Duty to speak? Staying silent when you have breached the contract may be a fraud, says the Helsinki District Court
Failure to inform the contracting party of a breach of contract can be considered a fraud under the Finnish Criminal Code, confirms a ruling of the Helsinki District Court that recently became final at the Helsinki Court of Appeal.
According to the Helsinki District Court’s ruling (13/123154), if you fail to inform someone you have a contract with that you have breached the agreement, this may constitute fraud and subject company management to criminal liability.
However, this conclusion is not that straightforward, as the specific facts of the case had a lot of relevance on the outcome.
The District Court’s ruling became final after all the parties recently withdrew their respective appeals from the Helsinki Court of Appeal. Thus, the ruling is worth a closer look.
Background of the case
In 2003, an information and communication technology company agreed to provide certain Finnish authorities with electronic certificate systems.
The authorities in question must, under Finnish law, ensure rigorous data protection for the electronic certificate systems. Therefore, the contracting parties agreed on a specific contract clause obligating them to notify the other party of a breach of contract.
During the transfer of a part of its business, the company accidentally leaked a data folder – containing critical information on the certificate system of the authorities to an outside company. The company decided not to inform its contracting parties of the data leak.
Not speaking could be deception
The District Court ruled that concealing a data leak was a breach of contract. Moreover, concealing was interpreted as “deception”, as stated in the statutory definition of fraud under the Finnish Criminal Code.
Under the Finnish Criminal Code, it is criminal to deceive another into doing something or refraining from doing something in order to obtain unlawful financial benefit. The deceived party must also suffer economic loss as a result.
According to the District Court, deception means creating an incorrect impression of a matter that may influence the counterparty’s decision-making.
The court reasoned that the company’s contracting parties had been under the incorrect impression that the company was complying with the data protection requirements under the contracts. The company had not actively created the impression, but it had failed to correct it.

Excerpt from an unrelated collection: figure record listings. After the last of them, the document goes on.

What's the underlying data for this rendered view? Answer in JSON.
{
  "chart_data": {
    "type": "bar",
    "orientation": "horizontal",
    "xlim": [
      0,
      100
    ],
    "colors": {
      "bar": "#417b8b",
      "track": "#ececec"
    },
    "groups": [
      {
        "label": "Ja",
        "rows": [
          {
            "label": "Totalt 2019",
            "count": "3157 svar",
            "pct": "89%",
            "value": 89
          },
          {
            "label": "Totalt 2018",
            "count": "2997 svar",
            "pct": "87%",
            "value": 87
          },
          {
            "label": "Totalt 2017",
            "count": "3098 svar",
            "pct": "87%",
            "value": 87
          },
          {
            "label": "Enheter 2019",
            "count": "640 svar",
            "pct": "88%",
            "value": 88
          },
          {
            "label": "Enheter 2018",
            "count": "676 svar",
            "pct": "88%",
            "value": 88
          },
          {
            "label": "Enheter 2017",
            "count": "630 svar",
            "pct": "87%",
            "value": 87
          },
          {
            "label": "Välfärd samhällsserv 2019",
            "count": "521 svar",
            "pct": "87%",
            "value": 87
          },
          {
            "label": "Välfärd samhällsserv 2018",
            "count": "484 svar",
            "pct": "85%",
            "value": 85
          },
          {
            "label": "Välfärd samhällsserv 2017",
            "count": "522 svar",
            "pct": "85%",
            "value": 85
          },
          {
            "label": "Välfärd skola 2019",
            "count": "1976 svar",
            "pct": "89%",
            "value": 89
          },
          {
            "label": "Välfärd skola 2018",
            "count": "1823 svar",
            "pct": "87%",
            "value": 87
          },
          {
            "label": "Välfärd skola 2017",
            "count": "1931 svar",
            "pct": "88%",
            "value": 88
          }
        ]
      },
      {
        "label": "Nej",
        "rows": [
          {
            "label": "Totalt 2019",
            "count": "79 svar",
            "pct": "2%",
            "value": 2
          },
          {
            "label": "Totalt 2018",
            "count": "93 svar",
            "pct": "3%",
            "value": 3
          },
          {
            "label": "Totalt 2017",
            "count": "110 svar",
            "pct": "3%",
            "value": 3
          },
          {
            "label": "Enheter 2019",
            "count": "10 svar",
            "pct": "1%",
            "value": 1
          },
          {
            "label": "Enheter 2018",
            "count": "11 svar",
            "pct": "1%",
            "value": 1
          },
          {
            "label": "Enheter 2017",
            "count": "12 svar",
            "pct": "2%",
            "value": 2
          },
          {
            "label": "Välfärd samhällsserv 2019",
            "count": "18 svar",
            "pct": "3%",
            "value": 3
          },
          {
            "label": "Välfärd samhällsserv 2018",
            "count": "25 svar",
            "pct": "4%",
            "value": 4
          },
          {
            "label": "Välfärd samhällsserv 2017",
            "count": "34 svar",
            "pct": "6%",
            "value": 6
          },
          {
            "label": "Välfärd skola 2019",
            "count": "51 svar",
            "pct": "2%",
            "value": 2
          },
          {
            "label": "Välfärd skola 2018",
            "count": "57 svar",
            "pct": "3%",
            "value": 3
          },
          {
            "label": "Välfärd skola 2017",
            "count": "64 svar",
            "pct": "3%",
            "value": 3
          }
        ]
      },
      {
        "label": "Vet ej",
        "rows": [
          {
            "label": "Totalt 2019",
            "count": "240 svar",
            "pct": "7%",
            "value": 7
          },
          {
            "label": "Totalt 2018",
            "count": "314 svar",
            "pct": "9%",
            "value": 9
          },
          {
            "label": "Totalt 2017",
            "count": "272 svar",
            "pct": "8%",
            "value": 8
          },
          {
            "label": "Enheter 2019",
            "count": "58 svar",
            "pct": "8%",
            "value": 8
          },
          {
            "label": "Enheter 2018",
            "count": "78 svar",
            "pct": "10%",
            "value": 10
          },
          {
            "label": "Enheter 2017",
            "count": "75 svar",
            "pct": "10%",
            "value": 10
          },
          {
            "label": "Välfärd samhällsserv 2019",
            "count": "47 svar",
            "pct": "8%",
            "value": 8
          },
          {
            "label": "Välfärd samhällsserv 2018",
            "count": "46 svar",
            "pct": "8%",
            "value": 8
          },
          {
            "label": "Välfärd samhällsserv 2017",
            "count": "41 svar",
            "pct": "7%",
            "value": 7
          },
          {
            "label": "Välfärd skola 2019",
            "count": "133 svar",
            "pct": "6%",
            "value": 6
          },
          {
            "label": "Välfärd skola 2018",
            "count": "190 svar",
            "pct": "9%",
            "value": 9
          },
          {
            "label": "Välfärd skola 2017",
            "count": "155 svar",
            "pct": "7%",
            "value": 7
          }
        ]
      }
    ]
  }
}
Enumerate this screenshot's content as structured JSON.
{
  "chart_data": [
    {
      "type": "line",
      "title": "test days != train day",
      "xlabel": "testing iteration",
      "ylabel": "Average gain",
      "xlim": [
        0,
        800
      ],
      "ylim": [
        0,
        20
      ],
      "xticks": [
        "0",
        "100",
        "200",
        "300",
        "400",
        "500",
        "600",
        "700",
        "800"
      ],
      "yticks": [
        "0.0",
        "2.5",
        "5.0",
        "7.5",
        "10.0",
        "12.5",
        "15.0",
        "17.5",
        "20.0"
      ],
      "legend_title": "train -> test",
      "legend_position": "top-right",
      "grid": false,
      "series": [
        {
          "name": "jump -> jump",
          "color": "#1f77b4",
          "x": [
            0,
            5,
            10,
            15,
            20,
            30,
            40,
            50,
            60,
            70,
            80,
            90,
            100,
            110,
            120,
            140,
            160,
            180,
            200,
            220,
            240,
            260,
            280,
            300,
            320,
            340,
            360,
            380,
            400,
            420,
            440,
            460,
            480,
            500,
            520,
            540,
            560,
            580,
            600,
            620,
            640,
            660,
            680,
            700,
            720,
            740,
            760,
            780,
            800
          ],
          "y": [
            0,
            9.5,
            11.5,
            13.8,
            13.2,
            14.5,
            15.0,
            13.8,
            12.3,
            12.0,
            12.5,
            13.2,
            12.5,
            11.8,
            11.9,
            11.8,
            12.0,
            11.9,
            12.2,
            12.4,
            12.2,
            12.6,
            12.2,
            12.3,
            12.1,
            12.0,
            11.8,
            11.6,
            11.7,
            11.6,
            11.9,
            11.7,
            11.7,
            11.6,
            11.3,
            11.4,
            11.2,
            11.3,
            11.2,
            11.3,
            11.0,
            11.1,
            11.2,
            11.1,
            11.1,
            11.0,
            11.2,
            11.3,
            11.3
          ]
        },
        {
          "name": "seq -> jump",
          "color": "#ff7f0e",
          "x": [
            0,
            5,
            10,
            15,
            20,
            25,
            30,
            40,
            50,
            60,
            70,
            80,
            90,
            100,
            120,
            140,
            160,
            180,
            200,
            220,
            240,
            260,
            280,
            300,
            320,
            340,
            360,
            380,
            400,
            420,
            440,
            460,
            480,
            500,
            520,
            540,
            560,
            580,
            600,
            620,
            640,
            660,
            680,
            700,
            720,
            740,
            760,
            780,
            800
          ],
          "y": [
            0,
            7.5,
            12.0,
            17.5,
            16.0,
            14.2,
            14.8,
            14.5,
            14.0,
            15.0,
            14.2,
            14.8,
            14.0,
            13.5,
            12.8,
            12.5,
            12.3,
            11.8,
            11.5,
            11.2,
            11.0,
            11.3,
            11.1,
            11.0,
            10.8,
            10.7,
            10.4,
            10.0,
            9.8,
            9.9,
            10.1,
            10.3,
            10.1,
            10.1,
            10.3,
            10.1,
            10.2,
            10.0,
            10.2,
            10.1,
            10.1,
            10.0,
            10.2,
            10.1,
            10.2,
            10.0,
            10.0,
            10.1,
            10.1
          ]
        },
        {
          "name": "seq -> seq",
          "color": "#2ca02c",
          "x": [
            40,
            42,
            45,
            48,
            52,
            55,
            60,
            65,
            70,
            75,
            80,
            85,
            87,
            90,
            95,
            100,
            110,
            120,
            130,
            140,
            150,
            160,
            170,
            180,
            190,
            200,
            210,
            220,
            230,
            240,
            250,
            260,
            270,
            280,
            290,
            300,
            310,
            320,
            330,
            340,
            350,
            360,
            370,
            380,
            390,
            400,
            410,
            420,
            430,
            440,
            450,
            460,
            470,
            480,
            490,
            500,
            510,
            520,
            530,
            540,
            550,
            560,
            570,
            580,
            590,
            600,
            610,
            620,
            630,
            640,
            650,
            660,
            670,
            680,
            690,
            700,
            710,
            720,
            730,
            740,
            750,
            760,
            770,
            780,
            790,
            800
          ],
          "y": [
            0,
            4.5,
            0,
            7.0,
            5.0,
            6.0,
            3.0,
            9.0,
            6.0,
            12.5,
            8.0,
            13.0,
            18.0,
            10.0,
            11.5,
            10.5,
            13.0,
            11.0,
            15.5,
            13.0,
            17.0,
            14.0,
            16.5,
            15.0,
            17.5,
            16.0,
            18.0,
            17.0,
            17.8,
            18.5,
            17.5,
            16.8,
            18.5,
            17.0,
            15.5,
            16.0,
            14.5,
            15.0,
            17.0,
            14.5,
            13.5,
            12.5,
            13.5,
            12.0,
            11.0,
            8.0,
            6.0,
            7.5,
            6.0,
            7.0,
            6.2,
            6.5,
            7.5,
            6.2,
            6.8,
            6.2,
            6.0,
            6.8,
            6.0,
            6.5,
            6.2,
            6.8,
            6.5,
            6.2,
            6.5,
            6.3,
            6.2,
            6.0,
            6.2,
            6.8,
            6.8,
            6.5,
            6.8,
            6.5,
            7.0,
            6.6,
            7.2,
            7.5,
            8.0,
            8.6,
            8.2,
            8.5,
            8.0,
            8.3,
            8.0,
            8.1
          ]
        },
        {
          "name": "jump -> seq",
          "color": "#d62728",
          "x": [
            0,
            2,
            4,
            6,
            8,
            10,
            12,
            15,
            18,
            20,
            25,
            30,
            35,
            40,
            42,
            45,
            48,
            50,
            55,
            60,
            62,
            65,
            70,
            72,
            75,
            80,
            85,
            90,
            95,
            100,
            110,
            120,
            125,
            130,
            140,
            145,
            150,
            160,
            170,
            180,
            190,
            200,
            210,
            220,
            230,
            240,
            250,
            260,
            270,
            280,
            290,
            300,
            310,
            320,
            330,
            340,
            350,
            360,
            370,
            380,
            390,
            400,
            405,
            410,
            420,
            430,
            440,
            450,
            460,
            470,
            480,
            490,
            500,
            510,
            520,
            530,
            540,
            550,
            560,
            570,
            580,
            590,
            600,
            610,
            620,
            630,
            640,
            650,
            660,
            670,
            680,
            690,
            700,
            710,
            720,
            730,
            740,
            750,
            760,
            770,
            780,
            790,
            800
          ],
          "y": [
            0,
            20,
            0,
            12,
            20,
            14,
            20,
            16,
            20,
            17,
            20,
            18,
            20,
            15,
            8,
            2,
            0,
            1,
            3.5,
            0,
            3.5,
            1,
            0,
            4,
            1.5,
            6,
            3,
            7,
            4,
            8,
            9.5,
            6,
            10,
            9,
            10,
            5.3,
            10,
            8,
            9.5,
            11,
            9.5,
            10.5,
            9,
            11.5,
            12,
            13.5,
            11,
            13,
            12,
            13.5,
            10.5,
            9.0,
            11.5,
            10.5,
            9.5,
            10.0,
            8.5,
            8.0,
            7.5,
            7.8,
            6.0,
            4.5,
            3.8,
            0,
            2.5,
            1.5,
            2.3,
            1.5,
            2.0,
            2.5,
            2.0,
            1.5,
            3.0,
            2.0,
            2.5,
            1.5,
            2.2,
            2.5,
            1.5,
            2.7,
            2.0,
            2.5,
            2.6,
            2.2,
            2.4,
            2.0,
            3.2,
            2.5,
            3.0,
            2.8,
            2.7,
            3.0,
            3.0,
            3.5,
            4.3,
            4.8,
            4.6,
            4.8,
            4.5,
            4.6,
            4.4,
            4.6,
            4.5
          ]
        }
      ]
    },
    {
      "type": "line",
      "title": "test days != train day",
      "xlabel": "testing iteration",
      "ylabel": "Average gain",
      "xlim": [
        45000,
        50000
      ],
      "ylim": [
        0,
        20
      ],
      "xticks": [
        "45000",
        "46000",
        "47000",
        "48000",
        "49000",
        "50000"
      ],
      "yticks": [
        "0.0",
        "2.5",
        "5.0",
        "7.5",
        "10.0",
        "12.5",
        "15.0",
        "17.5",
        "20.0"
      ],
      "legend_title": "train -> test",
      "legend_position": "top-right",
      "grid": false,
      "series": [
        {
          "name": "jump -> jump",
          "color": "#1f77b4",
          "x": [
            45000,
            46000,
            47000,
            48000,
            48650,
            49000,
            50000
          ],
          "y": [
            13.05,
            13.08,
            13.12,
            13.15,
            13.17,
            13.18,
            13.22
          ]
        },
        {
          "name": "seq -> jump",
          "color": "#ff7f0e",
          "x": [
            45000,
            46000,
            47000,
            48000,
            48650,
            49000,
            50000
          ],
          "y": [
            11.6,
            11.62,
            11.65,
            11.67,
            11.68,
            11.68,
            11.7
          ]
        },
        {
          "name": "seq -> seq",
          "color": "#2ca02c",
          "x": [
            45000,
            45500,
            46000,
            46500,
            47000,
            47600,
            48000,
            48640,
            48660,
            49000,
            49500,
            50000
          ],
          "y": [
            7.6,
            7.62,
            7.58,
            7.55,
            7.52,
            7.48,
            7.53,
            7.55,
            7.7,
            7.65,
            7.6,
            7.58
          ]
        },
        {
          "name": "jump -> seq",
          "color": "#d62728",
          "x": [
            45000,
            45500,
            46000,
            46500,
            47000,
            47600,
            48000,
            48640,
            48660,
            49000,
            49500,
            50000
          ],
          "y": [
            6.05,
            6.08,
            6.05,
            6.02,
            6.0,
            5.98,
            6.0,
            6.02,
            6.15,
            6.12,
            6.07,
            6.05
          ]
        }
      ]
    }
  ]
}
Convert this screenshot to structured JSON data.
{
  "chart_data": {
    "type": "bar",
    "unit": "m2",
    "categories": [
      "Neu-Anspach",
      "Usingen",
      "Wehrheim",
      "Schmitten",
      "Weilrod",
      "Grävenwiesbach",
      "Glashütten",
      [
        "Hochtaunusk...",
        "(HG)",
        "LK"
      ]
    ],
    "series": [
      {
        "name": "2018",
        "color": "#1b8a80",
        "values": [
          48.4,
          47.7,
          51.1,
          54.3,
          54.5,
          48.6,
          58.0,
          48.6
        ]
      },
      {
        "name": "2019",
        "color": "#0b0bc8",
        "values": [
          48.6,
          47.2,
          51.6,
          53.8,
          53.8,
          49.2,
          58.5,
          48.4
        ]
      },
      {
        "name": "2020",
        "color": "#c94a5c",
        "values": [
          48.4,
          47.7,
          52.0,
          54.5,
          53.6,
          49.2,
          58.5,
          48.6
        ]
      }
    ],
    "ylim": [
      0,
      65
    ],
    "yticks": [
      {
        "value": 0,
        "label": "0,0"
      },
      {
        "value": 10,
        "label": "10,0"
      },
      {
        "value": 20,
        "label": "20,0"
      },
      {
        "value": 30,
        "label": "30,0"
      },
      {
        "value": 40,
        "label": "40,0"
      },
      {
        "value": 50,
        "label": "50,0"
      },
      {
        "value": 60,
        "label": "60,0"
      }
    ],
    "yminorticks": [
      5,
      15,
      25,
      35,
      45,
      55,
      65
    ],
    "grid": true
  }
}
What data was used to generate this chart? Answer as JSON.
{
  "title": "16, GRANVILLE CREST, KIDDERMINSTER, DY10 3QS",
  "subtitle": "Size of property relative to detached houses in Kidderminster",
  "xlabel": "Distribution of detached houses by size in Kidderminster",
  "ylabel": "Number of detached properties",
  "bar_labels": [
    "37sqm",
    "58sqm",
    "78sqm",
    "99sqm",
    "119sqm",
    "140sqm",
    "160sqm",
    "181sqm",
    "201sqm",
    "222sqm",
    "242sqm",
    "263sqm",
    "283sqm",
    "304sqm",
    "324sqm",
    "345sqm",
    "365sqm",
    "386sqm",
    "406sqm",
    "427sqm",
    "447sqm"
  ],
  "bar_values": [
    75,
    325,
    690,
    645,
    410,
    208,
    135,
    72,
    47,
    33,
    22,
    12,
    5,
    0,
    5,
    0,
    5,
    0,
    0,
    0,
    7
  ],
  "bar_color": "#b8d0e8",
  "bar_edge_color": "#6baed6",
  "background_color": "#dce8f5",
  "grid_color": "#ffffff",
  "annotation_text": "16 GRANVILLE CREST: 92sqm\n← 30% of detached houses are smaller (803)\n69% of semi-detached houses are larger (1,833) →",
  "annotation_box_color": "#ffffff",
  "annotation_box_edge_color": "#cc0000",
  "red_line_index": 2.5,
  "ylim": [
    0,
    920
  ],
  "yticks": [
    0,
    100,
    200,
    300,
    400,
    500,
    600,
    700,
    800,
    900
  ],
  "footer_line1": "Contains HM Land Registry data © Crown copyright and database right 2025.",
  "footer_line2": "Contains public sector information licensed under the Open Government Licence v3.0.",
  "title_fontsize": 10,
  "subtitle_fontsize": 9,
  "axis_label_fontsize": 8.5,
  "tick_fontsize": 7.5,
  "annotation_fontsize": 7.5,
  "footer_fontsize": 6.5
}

In its ruling, the court stated that in business, generally speaking, it is acceptable to pursue one’s own interests to a certain extent and not all unfavourable facts have to be told to counterparty. However, in this case the court seems to have taken into account the contractual obligation to notify the contracting party, as well as the reason behind the notification clause, the rigorous data protection requirements.
The court also infers that the company’s failure to notify the contracting parties of the breach was considered a fraud – not only because of the specific contract clause on notification – but also because the obligation to notify the contracting parties had been based on these authorities’ legal duties to ensure the reliability of the electronic certificate system.
Allocation of criminal liability
The ruling also sheds light on the allocation of criminal liability within a company. A total of six former and current employees of the company faced criminal charges, but only the managing director was held liable.
The District Court found relevance in who ultimately had the legal obligation to inform the company’s counterparties of the data leak and was in the best position to conceal it. According to the court’s ruling, the managing director’s liability is based on the formal status of the managing director, together with his actions.
Practical implications for all companies
For companies operating in Finland, this case teaches us that if you contractually create a duty to speak and fail to do so when you breach the contract, Finnish courts may deem this fraud and subject company management to criminal liability.
This duty to speak, at least in this case, existed because the parties had contractually obligated themselves to inform of a breach. This duty, compounded with the statutory obligation to protect data, was relevant in the court’s outcome. The court inferred that even if the parties did not contractually create a duty to speak, this may have, nevertheless, existed based on the need to protect data.
Should, on the other hand, your contract – or the facts of your particular circumstances – not give you a duty to inform a counterparty of a breach, you may potentially rest more easily should you decide to remain silent. But this is a risk company management must weigh closely, depending on the facts present.